Madagascar: Gouvernement Collègial - Dix candidats chargent la Haute Cour Constitutionnelle

"Nous n'accordons plus aucune confiance aux membres de la Haute Cour Constitutionnelle (...)". C'est en ces mots que dix candidats à l'élection présidentielle concluent une lettre qu'ils ont signée le 11 septembre, et qu'ils adressent au président de la Haute Cour Constitutionnelle (HCC). Jusqu'ici, pourtant, ils restent encore dans la course.

À la lecture de cette missive, la cause de cette crise de confiance affirmée est la décision de l'institution d'Ambohidahy édictant que c'est au gouvernement d'assurer collégialement le rôle du chef de l'État par intérim. Ceci, suite à "la renonciation" de Herimanana Razafimahefa, président du Sénat. Selon les signataires de la lettre adressée au patron de la CENI, la HCC a fait "une mauvaise interprétation des dispositions constitutionnelles l'amenant à prendre une décision biaisée et, ainsi, à violer la Constitution".

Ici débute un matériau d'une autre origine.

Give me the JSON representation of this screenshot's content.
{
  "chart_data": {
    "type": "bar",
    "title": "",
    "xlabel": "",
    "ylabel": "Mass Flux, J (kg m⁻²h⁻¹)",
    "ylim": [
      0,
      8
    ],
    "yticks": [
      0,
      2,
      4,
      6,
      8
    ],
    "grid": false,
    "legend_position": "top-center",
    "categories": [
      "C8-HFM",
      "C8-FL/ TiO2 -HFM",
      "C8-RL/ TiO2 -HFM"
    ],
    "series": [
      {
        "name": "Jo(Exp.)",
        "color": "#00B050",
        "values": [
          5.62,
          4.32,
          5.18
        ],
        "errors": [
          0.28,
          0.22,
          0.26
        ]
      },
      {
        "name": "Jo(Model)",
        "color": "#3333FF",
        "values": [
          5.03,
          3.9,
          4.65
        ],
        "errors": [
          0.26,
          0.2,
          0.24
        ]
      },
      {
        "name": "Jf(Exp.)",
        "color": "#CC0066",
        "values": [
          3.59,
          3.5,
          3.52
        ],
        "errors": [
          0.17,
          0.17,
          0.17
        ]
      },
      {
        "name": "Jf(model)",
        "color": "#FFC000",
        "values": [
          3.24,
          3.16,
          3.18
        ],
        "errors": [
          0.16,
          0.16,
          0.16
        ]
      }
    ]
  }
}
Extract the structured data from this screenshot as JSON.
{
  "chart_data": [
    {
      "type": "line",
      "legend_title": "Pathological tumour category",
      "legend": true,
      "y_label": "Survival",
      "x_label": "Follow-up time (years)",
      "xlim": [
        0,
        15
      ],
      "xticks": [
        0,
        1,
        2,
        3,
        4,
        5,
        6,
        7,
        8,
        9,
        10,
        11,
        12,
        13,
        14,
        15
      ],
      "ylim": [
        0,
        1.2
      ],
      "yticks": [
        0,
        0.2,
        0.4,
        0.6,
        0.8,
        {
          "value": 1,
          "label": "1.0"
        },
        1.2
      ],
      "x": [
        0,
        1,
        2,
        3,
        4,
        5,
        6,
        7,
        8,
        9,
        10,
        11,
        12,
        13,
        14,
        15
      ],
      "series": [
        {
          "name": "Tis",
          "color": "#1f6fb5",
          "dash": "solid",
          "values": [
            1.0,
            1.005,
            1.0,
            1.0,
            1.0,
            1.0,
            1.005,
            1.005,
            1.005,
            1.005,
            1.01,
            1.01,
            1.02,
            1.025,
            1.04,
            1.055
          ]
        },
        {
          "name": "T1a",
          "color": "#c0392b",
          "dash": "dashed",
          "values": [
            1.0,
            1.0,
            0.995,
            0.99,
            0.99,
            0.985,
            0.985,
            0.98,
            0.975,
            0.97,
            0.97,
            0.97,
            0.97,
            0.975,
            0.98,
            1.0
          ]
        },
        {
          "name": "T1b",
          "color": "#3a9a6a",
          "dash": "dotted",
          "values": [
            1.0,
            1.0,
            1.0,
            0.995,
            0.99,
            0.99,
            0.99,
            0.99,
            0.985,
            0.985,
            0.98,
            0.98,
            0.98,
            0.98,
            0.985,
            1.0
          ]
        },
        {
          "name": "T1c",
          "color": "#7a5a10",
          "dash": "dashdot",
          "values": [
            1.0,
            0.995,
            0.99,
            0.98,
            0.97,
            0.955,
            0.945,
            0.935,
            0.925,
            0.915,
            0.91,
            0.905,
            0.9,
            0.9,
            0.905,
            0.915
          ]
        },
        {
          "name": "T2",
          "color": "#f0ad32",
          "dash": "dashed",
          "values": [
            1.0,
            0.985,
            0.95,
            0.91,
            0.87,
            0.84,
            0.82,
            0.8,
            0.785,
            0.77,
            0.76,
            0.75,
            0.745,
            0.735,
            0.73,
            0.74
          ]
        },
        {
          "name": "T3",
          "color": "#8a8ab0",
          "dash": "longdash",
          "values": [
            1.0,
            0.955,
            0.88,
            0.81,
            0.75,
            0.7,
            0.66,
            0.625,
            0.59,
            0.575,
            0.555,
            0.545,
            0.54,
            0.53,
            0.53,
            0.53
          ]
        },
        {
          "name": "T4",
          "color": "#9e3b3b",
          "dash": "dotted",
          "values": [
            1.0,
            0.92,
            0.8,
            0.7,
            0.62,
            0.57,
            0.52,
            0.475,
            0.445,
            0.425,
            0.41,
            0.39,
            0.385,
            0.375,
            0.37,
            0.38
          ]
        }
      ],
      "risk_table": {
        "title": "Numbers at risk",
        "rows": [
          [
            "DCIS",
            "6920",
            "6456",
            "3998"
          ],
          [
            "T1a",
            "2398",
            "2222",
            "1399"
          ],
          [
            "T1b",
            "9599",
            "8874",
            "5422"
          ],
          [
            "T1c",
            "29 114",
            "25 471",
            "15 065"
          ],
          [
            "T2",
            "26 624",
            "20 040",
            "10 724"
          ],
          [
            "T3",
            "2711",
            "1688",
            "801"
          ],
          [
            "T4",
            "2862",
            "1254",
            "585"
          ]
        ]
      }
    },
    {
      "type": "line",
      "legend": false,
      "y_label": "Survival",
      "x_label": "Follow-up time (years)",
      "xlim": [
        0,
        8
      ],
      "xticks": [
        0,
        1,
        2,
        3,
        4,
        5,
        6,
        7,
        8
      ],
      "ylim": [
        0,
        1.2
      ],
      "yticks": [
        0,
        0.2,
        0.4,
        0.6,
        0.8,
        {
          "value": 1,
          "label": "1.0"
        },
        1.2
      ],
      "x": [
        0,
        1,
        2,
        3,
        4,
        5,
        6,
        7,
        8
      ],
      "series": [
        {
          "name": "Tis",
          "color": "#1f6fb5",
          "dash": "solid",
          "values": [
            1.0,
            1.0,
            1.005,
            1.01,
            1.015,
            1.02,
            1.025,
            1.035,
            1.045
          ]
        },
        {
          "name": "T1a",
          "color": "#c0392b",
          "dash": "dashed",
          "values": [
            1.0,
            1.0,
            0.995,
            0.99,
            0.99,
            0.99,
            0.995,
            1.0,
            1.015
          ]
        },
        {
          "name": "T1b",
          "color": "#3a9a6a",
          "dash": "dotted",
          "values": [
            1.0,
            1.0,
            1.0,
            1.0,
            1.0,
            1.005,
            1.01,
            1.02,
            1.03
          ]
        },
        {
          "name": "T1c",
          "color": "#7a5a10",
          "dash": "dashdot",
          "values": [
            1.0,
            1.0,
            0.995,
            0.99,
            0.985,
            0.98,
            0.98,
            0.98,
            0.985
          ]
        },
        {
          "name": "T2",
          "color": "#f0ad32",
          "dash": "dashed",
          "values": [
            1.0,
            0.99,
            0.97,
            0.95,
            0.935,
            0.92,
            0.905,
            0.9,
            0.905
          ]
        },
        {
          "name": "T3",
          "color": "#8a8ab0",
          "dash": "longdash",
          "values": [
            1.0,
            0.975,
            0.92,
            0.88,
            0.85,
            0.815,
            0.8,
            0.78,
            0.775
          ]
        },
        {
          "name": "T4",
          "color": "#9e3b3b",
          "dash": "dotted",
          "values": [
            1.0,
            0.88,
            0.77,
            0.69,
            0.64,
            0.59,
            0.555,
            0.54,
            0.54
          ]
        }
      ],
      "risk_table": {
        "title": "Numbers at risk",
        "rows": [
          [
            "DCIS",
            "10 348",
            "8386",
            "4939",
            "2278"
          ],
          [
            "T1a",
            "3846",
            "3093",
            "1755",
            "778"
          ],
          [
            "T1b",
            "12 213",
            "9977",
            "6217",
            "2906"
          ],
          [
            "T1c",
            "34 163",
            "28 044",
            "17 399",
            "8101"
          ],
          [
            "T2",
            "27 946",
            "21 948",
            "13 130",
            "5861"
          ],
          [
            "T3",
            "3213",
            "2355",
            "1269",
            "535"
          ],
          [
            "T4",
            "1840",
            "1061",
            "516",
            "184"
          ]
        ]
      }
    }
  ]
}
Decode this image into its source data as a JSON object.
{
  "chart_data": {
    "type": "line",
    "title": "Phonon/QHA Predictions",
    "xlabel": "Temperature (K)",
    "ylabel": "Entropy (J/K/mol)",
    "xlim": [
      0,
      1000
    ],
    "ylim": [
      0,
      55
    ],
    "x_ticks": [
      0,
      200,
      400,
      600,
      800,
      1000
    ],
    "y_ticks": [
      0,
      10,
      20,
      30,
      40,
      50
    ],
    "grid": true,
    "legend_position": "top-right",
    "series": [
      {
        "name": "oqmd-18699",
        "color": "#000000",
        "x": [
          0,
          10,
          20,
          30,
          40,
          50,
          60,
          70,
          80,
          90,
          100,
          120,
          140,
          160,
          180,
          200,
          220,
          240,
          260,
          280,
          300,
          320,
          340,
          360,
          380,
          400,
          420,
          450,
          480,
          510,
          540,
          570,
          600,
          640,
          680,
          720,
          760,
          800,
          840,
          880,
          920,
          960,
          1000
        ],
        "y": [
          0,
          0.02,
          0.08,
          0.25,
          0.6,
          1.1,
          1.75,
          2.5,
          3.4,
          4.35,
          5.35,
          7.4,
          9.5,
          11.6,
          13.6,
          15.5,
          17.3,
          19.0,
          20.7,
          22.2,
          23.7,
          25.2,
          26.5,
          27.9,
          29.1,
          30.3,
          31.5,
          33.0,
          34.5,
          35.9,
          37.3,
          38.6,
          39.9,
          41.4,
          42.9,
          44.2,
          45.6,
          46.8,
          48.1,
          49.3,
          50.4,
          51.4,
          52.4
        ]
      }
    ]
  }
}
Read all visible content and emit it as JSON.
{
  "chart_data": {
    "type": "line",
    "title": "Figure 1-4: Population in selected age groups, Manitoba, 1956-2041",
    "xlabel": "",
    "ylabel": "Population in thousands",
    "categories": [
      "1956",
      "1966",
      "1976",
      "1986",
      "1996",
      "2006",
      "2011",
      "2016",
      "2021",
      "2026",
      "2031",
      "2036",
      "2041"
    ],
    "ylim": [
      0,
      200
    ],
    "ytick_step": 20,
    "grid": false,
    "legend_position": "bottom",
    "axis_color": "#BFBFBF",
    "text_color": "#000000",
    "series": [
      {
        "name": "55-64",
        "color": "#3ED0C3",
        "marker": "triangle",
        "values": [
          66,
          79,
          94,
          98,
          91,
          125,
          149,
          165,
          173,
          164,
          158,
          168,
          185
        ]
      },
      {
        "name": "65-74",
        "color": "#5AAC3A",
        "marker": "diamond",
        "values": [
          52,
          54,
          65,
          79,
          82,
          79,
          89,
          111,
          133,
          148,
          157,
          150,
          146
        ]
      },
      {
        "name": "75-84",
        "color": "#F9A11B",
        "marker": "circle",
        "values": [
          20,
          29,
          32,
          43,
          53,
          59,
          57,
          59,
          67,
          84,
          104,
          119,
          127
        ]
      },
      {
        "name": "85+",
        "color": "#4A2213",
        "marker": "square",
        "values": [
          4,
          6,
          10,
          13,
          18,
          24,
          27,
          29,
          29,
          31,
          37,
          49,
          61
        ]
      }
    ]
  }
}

Ces prétendants à la magistrature suprême ajoutent, "en réalité, nous suspectons que ces décisions et avis cités plus haut ont été dictés par le pouvoir qui a, de ce fait, opéré un véritable coup d'État institutionnel dans le but de mettre le Premier ministre aux commandes de l'État pendant la période électorale présidentielle afin d'en manipuler les résultats au profit de leur candidat". Après la candidature de Andry Rajoelina, c'est la HCC qui est la nouvelle cible des feux croisés de prétendants à la présidentielle. L'acrobatie juridique qu'a impliquée "la renonciation" du numéro Un de la Chambre haute est, cette fois-ci, l'angle de tir choisi.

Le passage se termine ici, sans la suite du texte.